No final da década de 1970, Morin afirma: Marx tornara-se pra mim uma

estrela, entendia naquele momento Morin, uma estrela entre tantas outras.

“Ultrapassei” Marx, afirma, mas integrando-o e não desintegrando.

Com efeito, meu marxismo era singularmente aberto, como testemunha L’Homme et la mort, escrito em 1948-50. Eu aí integrava a contribuição de

diversas ciências humanas, o pensamento de Freud, Rank, Ferenczi, Jung, e alimentava-me de Heidegger e Sartre. Meu marxismo era caracterizado justamente por este traço integrador que visava a apreender a multidimensionalidade do problema humano da morte; buscava uma “totalidade” que não fosse aditiva. Foi durante a caminhada de Arguments que liguei minha aspiração à “totalidade” com a consciência adorniana, complementar e contraditória, de que a totalidade é a não-verdade (MORIN, 2001, p. 20).

“Completei” Marx, reitera, onde julgava haver insuficiência em relação ao que vinha construindo desde o final dos anos 1970 e que chamou de pensamento complexo. Complementa Morin afirmando que a “ultrapassagem” [grifos do autor] do marxismo continua a ser uma das vias para chegar ao pensamento complexo.

O homem genérico em Marx era destituído de subjetividade, de afetividade, de amor, de loucura, de poesia. Era essencialmente um homo faber e economicus. É preciso enriquecer o genérico. Assim entendido, o genérico é o primordial, l’arkhé, ao mesmo tempo origem e princípio. Neste sentido pode-se interpretar a palavra de Heidegger: “O Começo está aí. Não jaz atrás de nós ... mas estende-se diante de nós”. Esta verdade havia sido descoberta de outro modo por Rousseau em sua tese sobre o estado de natureza, reciclada por Marx na tese do homem genérico e completada no mesmo Marx pela verdade contrária. Esta dupla verdade dialógica nos diz que a finalidade humana (télos) passa pela origem genérica (arkhé), segundo um circuito arkhé-télos; o progresso só pode advir do retorno à arkhé, não do seu esquecimento (MORIN, 2001, pp. 21-2).

A idéia da necessidade de reencontrar a fonte geradora para progredir torna- se um pressuposto fundamental da complexidade. Para manter o que se conquistou, é preciso incessantemente regenerá-lo, afirma.

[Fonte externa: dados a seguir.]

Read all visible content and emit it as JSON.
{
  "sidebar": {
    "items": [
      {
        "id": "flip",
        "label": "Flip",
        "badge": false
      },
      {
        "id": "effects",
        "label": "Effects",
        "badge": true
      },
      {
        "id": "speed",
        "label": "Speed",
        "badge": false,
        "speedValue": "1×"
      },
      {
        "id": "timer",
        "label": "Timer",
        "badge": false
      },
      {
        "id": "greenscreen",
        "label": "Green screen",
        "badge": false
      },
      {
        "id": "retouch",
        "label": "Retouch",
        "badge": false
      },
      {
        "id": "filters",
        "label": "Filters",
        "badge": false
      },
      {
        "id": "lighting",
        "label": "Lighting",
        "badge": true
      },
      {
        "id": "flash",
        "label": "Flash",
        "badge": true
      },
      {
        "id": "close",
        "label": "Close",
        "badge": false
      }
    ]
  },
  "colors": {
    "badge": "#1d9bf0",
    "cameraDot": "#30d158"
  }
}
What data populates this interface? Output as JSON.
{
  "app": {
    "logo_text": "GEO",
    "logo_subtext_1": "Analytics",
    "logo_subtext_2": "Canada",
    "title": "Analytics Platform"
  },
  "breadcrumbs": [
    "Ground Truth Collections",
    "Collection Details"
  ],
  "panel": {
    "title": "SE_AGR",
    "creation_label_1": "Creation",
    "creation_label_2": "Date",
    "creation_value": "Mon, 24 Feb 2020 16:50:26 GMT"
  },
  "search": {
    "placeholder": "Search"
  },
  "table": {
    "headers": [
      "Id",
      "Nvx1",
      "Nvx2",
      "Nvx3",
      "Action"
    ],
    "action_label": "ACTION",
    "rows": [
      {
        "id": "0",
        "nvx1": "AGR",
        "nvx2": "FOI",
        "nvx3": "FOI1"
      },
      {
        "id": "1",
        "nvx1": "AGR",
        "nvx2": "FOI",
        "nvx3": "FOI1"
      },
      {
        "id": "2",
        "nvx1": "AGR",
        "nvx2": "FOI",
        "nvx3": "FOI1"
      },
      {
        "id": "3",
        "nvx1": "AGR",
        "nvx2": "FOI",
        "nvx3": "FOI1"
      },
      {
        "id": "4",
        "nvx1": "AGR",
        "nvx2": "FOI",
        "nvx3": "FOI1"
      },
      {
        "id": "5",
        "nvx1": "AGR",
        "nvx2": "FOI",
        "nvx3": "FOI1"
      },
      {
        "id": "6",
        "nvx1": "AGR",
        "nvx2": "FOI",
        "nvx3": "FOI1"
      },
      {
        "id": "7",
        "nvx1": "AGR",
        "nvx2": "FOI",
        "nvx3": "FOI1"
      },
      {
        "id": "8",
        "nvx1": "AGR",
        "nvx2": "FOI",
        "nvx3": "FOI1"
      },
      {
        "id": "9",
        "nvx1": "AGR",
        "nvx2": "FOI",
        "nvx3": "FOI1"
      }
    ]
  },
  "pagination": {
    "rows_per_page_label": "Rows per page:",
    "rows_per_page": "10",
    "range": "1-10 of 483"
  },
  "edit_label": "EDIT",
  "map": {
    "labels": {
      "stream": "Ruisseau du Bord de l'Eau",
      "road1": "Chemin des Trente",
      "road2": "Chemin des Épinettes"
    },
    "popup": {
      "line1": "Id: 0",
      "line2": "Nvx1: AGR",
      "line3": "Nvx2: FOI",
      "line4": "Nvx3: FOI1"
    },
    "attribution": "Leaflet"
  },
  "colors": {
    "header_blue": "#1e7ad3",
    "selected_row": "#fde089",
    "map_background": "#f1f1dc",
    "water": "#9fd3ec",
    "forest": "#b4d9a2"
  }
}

Para cada um e para todos, para si mesmo e para outrem, no amor, na amizade, no passar dos anos, é preciso a regeneração permanente. Tudo o que não se regenera, degenera. “Quem não está nascendo está morrendo, canta Bob Dylan (MORIN, 2001, p.22).

No artigo FRAGMENTOS PARA UMA ANTROPOLOGIA, Edgar Morin coleciona uma série de pequenos textos, parágrafos na verdade, com idéias sobre sobre sua antropo-sociologia fundamental onde aparece a influência do marxismo e, ao mesmo tempo, a influência da crise do marxismo, entenda-se: de um certo marxismo. Observa-se, ainda, uma crítica à fragmentação do homem moderno, e também, constitui-se, ainda, uma revisão de alguns aspectos das ciências.

Estamos na época triste das ciências humanas: homem cortado em fatias. O que é necessário lamentar não é nem a matematização nem a estatística,

mas a atrofïa do espírito de hipótese. As hipóteses arrastam-se, exangües. Mas consideremos, antes, a pesquisa nas ciências físicas: aí a ciência é poesia; desreifica o real, relança sob formas de hipóteses os devaneios, verifica as maiores audácias do espírito, se arremessa em direção ao impossível (MORIN, 2001, p.36).

A crise de paradigma, da meta-narrativas dos sistemas fechados e absolutos é percebida e questionda por Morin que vai buscar nas ciências da natureza, na Física e, principalemente, na Biologia a orientação para um novo caminho: a complexidade.